Recurrent Acute Pyelonephritis Associated with Double-J Stent in a High-Risk Patient with Left Multiple Renal Calculi: A Case Report and Literature Review Volume 59- Issue 5

Xiang Xu#, Yuan Yuan#, Genggeng Wei#, Mi Zhang, Feihong Xu, Weiyong Zhong, Lin Xiong, Xiaobao Chen* and Zhengquan Lu

  • Department of Urology, The University of Hong Kong–Shenzhen Hospital, China
  • #Contributed equally to this work

Received: November 27, 2024; Published: December 16, 2024

*Corresponding author: Xiaobao Chen, Department of Urology, The University of Hong Kong-Shenzhen Hospital, Haiyuan First Road, Futian District, Shenzhen 518053, Guangdong, China

DOI: 10.26717/BJSTR.2024.59.009356

Abstract PDF

ABSTRACT

Background: Double-J (DJ) stents are widely utilized in urology to alleviate ureteral obstruction and maintain urinary drainage. However, their prolonged use may lead to complications such as vesicoureteral reflux (VUR) and recurrent urinary tract infections (UTIs).
Case Report: A 76-year-old female with diabetes, hypertension, and left multiple renal calculi underwent retrograde intrarenal surgery (RIRS) and DJ stent placement. Postoperatively, she developed recurrent episodes of acute pyelonephritis associated with VUR through the DJ stent. The condition was managed with optimized surgical techniques, targeted anti-infective therapy, and comprehensive postoperative care.
Conclusion: This case highlights the risks associated with prolonged DJ stent use in high-risk patients and underscores the importance of individualized management, including infection control, intravesical pressure reduction, efficient stone clearance, and timely stent removal.

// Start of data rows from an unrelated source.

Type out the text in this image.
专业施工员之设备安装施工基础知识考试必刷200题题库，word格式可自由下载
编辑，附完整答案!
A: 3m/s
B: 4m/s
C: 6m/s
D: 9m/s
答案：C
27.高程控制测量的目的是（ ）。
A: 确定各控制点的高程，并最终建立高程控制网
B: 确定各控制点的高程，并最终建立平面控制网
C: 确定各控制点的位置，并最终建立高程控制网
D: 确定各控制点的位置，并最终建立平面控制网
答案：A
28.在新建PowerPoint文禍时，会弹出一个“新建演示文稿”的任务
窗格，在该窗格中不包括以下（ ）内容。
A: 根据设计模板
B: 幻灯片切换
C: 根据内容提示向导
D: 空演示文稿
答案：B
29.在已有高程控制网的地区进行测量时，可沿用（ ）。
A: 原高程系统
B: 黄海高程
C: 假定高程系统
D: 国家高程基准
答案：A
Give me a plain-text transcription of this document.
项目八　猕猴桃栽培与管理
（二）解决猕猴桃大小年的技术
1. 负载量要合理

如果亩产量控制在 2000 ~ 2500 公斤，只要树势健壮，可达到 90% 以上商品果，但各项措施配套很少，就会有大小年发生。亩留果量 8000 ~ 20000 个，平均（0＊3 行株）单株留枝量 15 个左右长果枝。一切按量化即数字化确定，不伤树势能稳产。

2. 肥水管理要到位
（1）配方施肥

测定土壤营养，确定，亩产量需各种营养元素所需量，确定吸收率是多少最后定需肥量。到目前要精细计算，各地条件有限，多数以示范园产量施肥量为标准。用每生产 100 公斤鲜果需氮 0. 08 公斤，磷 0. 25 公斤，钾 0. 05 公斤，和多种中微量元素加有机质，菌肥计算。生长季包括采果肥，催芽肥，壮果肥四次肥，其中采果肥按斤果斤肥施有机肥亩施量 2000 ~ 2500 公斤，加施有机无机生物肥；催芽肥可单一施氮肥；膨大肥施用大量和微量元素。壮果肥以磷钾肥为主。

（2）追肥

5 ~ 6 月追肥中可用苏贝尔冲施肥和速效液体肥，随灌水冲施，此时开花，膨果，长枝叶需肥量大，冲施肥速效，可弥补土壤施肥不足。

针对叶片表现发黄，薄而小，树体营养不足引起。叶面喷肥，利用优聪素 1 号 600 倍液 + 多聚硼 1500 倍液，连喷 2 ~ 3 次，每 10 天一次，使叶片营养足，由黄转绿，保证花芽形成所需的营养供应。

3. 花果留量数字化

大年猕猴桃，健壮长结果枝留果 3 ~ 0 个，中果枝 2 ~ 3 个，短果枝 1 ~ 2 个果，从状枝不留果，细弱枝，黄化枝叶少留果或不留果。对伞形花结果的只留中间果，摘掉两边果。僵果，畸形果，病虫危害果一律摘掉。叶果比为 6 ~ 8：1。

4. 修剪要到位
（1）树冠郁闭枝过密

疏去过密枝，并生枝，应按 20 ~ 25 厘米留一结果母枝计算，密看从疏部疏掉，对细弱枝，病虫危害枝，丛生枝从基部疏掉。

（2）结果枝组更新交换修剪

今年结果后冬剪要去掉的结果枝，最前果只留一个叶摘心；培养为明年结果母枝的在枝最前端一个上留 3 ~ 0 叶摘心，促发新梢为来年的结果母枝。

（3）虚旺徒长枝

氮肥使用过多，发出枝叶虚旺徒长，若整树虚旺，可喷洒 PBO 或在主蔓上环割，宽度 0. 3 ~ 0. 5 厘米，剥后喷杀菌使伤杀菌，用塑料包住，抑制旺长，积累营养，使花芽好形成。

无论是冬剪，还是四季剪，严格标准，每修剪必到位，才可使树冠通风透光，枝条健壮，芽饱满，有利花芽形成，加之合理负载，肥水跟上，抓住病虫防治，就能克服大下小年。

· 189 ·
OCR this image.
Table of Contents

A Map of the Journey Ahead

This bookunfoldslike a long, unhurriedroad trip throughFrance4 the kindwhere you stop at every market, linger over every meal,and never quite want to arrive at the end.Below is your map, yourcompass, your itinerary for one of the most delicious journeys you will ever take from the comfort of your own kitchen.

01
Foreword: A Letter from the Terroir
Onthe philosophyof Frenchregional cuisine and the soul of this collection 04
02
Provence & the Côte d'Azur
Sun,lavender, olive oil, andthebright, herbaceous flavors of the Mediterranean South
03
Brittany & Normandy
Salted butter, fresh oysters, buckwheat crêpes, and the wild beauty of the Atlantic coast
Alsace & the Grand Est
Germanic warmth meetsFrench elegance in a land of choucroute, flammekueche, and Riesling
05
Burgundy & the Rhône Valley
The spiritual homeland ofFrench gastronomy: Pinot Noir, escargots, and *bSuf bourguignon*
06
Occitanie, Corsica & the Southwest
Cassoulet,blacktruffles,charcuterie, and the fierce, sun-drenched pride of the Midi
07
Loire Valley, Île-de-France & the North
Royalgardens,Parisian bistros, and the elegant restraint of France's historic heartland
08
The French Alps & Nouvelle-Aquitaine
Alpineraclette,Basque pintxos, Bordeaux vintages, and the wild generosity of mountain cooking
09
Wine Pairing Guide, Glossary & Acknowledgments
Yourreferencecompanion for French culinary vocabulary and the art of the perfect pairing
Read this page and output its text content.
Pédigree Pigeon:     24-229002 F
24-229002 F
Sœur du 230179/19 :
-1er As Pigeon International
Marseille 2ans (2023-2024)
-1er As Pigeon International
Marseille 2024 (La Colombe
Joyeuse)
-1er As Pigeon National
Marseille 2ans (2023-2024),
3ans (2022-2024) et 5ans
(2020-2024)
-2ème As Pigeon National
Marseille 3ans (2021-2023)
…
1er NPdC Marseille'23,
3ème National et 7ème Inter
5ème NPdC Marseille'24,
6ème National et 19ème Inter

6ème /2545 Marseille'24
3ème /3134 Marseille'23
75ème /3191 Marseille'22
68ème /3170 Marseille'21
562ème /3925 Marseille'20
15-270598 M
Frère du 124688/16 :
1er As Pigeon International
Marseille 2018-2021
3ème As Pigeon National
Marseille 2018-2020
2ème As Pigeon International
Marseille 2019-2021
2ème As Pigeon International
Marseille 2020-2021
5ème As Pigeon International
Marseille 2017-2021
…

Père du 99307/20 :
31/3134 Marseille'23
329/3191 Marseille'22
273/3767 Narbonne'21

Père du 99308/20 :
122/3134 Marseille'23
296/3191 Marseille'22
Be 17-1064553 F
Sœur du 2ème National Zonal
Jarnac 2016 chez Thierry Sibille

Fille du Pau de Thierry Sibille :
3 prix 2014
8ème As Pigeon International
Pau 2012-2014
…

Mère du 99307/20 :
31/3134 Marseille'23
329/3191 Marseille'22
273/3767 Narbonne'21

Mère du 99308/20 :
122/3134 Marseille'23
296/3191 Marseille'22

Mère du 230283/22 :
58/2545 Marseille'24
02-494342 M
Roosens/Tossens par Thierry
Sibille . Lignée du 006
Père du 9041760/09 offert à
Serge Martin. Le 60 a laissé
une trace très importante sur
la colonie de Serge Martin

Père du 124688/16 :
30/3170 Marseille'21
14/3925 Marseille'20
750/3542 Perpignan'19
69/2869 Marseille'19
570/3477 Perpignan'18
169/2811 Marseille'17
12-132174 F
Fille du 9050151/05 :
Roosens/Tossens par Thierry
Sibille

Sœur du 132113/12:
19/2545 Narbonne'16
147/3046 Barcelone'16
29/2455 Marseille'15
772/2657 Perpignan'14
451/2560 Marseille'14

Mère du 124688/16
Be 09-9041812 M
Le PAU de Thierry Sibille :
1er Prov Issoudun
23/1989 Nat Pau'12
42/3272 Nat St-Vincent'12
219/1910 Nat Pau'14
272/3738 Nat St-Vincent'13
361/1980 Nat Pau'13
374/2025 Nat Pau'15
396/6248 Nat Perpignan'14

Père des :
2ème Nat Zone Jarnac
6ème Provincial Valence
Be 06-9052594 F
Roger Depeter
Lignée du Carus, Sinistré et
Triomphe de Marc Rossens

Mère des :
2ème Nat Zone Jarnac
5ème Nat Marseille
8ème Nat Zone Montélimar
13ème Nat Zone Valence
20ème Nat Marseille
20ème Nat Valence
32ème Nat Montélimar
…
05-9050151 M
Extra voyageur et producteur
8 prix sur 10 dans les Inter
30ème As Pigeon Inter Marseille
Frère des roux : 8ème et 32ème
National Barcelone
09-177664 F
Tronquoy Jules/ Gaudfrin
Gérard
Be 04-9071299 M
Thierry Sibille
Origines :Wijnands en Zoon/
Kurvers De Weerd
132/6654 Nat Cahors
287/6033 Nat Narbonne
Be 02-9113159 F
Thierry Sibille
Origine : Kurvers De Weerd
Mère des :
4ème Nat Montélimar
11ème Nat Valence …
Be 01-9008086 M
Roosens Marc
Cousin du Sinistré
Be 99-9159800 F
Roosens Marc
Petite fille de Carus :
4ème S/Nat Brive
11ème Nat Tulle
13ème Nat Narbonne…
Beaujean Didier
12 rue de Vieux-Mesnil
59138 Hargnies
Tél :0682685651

Keywords: Double-J Stent; Vesicoureteral Reflux; Recurrent Acute Pyelonephritis; Flexible Vacuum-Assisted Ureteral Access Sheath; Retrograde Intrarenal Surgery

Abbreviations: DJ: Double-J; VUR: Vesicoureteral Reflux; UITs: Urinary Tract Infections; RIR: Retrograde Intrarenal Surgery; ESBL: Extended-Spectrum Beta-Lactamase; FVAUAS: Flexible Vacuum-Assisted Ureteral Access Sheath

Background

Double-J (DJ) stents are a cornerstone in urologic practice, aiding in the management of ureteral obstruction caused by conditions such as urinary calculi, strictures, and postoperative edema. Despite their utility, DJ stents are not devoid of complications, particularly in high-risk patients with comorbidities such as diabetes mellitus, hypertension, and recurrent urinary tract infections. One of the most concerning complications is vesicoureteral reflux (VUR), a condition exacerbated by the disruption of the anti-reflux mechanism at the ureterovesical junction by the DJ stent [1,2]. VUR permits retrograde flow of infected urine into the renal pelvis, leading to recurrent pyelonephritis. High intravesical pressures, as seen in patients with chronic urinary retention or improper voiding mechanics, further increase the risk of infection [3,4]. This case highlights the clinical challenges of managing DJ stent-associated recurrent acute pyelonephritis in a high-risk elderly patient with left multiple renal calculi.

Case Report

Patient Information

A 76-year-old female with a history of diabetes mellitus, hypertension, hyperlipidemia, chronic urinary retention, and post-stroke sequelae presented in July 2024 with left multiple renal calculi and recurrent urinary tract infections (Figure 1).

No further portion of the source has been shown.